In terms of classification tasks, the TOP-1 Acc of PVT on ImageNet is actually similar to that of ViT. In fact, the most important application of PVT is backbone as dense task such as segmentation and detection. On the one hand, through some clever design, PVT does not have as much model calculation as ViT for input images with large resolution. In this paper, VIT-Small /16, VIT-Small, PVT is much better than ViT. When scale=640 is input, the computation amount of PVT-Small and ResNet50 is similar. However, if the input scale is larger, PVT is growing much faster than ResNet50.

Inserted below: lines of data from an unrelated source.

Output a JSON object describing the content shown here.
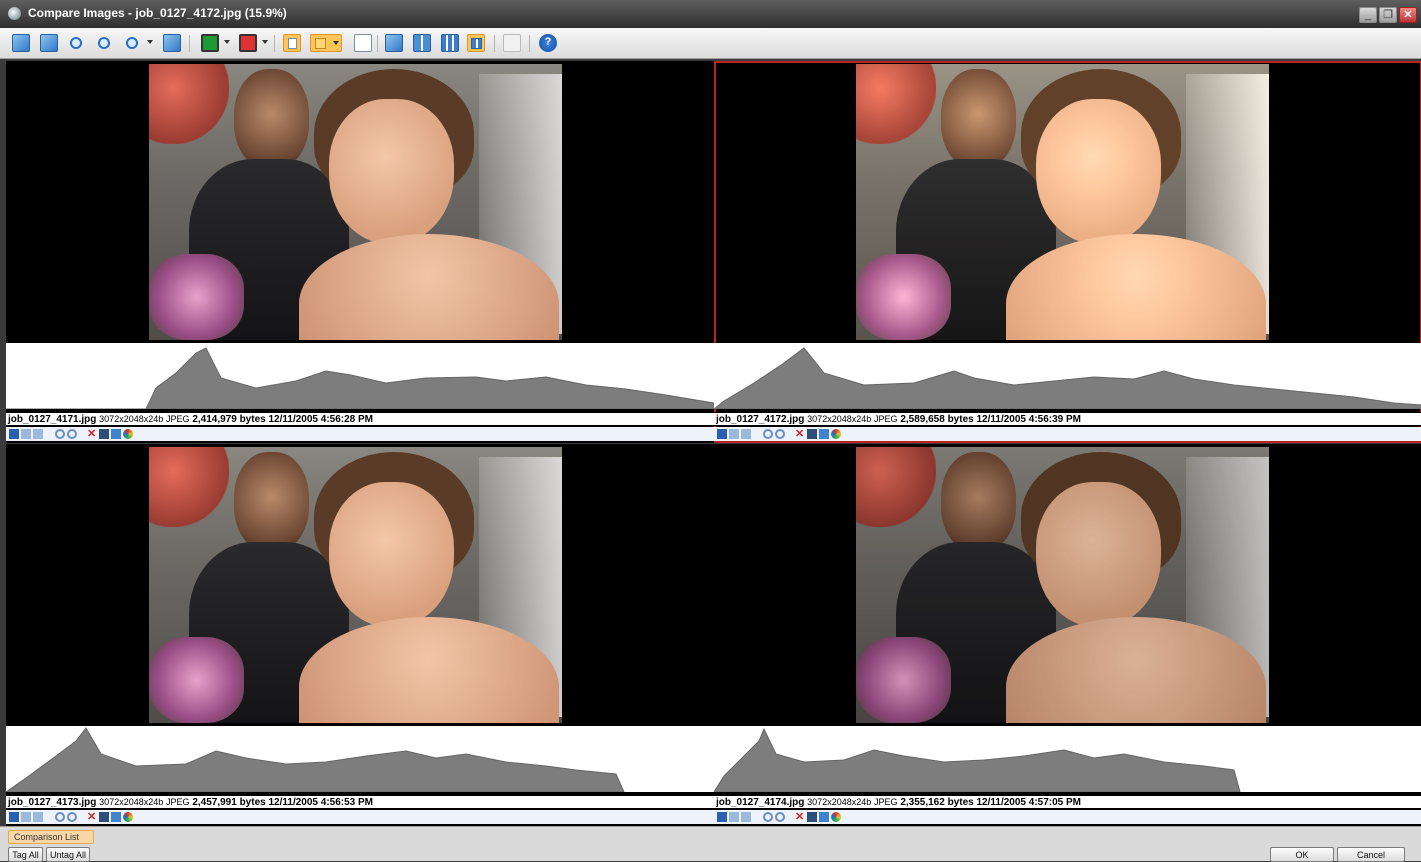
{
  "window": {
    "title": "Compare Images - job_0127_4172.jpg (15.9%)"
  },
  "toolbar": {
    "icons": [
      "prev-image-icon",
      "next-image-icon",
      "zoom-in-icon",
      "zoom-out-icon",
      "zoom-menu-icon",
      "fit-icon",
      "green-color-icon",
      "red-color-icon",
      "page-icon",
      "histogram-icon",
      "properties-icon",
      "single-view-icon",
      "two-up-icon",
      "three-up-icon",
      "four-up-icon",
      "clipboard-icon",
      "help-icon"
    ]
  },
  "panels": [
    {
      "filename": "job_0127_4171.jpg",
      "dimensions": "3072x2048x24b",
      "format": "JPEG",
      "size": "2,414,979 bytes",
      "date": "12/11/2005 4:56:28 PM",
      "selected": false,
      "tone": "neutral"
    },
    {
      "filename": "job_0127_4172.jpg",
      "dimensions": "3072x2048x24b",
      "format": "JPEG",
      "size": "2,589,658 bytes",
      "date": "12/11/2005 4:56:39 PM",
      "selected": true,
      "tone": "warm"
    },
    {
      "filename": "job_0127_4173.jpg",
      "dimensions": "3072x2048x24b",
      "format": "JPEG",
      "size": "2,457,991 bytes",
      "date": "12/11/2005 4:56:53 PM",
      "selected": false,
      "tone": "neutral"
    },
    {
      "filename": "job_0127_4174.jpg",
      "dimensions": "3072x2048x24b",
      "format": "JPEG",
      "size": "2,355,162 bytes",
      "date": "12/11/2005 4:57:05 PM",
      "selected": false,
      "tone": "dark"
    }
  ],
  "bottom": {
    "comparison_list": "Comparison List",
    "tag_all": "Tag All",
    "untag_all": "Untag All",
    "ok": "OK",
    "cancel": "Cancel"
  },
  "colors": {
    "selected_border": "#b22222",
    "active_toolbar": "#fbc55a"
  }
}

Another advantage of PVT compared with ViT is that it can output feature maps of different scales, which is very important for segmentation and detection. At present, most segmentation and detection models adopt FPN structure, while PVT can be used as the backbone of CNN to seamlessly connect segmentation and detection heads. In this paper, a large number of experiments on detection, semantic segmentation and instance segmentation are conducted, which shows the advantages of PVT in dense task. For example, ptT-small based RetinaNet has a higher AP value on COCO than R50 based RetinaNet with less reasoning time (38.7 vs. 36.3), although increasing scale improves the effect, additional reasoning time is required:

Therefore, although PVT can solve part of the problem, if the input image resolution is particularly large, the scheme based on CNN may still be optimal. In addition, YOLOF, the latest paper of Glenga, points out that a C5 feature of ResNet plus some modules that increase the receptive field can achieve similar results in detection, which makes people think whether multi-scale feature is necessary, and Transformer Encoder itself is a global receptive field. Recently, Intel proposed DPT to obtain characteristic maps of different scales for dense task directly based on ViT model through Reassembles operation, and achieve new SOTA (mIoU 49.02) on ADE20K semantic segmentation dataset. Recently, Swin Transformer proposed by Microsoft and PVT has a similar network architecture, but its performance is as good as SOTA (mIoU 53.5 in ADE20K semantic segmentation data set) in various detection and segmentation data sets. At its core, they present a movewindow method that reduces the need for self-attention.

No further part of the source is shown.